Mi camino en el aprendizaje informático no ha sido fácil, empezando porque mi formación científica al respecto no ha sido formal. Las transiciones y los cambios, como todo en la vida implica ajustes; lo cierto es que estos cambios son más fáciles de llevar cuando se cuenta con una mentalidad abierta, conociendo sus propios límites.



Sobre los peligros del Internet, es lógico, justo y necesario que cada quien imponga los controles necesarios en su hogar, en la oficina, en la escuela, a fin de tratar de impedir que el vicio corrompa y dañe.

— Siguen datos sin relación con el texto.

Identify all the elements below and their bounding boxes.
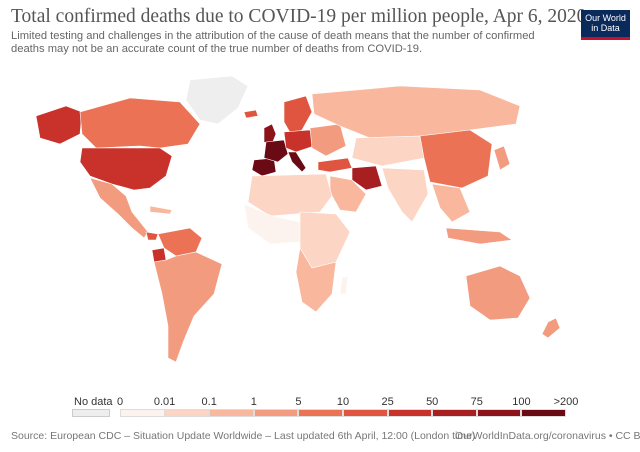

A final de cuentas en mi caso debo señalar que por la alegría de los reencuentros con mis afectos, así como por la posibilidad de obtener innumerables conocimientos propios de mi profesión, bien vale la pena el que me corra ciertos riegos, pues para cualquier abogado, que se respete, el procurar entender o estudiar cosas desconocidas y meterse a veces en "camisas de once varas" no es más que el tratar de cumplir con el dictamen imperativo que nos diera el maestro Eduardo Couture cuando estableció como cabeza de sus mandamientos a los juristas, la obligatoriedad del estudio cotidiano, pues ¿no es cierto que el Derecho se transforma constantemente y que quien no siga sus pasos, será cada día un poco menos abogado?